The results come after more than 25 years of observations from six of the world’s most sensitive radio telescopes.
The findings bring with them the promise of answers to some of the Universe’s unsolved mysteries, and the galaxies that populate it.
Dr Robert Ferdman, from UEA’s School of Physics, said: “Gravitational waves are the deformation of space-time travelling at the speed of light. They were predicted by Einstein’s theory of general relativity back in 1915 and indirectly detected for the first time in 1982.
“Pulsars are the collapsed remains following the explosions of massive stars, where the core survives as a city-sized neutron star. The fastest pulsars rotate at a speed of 700 turns per second and emit a beam of radiation from their magnetic poles. They behave like cosmic lighthouses, and they make excellent natural clocks.”
“We use the incredible regularity of their signals to search for minute changes in their ticking to detect the subtle stretching and squeezing of space-time by gravitational waves originating from the distant Universe,” said Dr David Champion, senior scientist at the MPIfR in Bonn, Germany.
Dr Ferdman said: “This gigantic gravitational wave detector - spanning from the Earth to 25 chosen pulsars across the Galaxy - makes it possible to probe gravitational wave frequencies much lower than those probed by other experiments.
“Our findings are a crucial milestone in opening an astrophysically rich window in the gravitational wave spectrum,” he added.
Dr Stanislav Babak from the APC Laboratory at CNRS, France, said: “These ultra-low frequency gravitational waves carry information about some of the best-kept secrets of the Universe.”
One such secret would be the cosmic population of binary black holes with masses millions to billions of times that of the Sun which form when galaxies merge.
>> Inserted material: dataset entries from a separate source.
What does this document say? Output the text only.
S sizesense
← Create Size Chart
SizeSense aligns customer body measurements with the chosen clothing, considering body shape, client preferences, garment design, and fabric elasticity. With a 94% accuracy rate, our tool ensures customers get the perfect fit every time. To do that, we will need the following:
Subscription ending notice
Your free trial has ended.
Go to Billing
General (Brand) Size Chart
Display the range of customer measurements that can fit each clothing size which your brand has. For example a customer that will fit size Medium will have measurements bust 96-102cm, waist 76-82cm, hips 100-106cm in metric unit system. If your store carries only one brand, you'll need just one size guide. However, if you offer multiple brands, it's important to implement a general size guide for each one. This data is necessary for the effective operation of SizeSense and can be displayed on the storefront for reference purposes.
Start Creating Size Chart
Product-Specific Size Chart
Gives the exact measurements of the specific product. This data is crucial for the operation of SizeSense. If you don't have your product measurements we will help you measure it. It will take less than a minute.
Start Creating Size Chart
This provides crucial direct clues about how galaxies formed in the early Universe and have evolved since.
Dr Michael Keith, a lecturer at Jodrell Bank Centre for Astrophysics, UK, said: “The results presented today mark the beginning of a new journey into the Universe to unveil some of its unsolved mysteries.”
The findings come from the scientists of the European Pulsar Timing Array (EPTA), in collaboration with Indian and Japanese colleagues of the Indian Pulsar Timing Array (InPTA) – and are published today in the journal Astronomy and Astrophysics.
The EPTA is a collaboration of scientists from institutions across Europe, including UEA. It brings together astronomers and theoretical physicists to use observations of pulsars and their ultra-regular pulses to construct a Galaxy-sized gravitational wave detector, called a Pulsar Timing Array.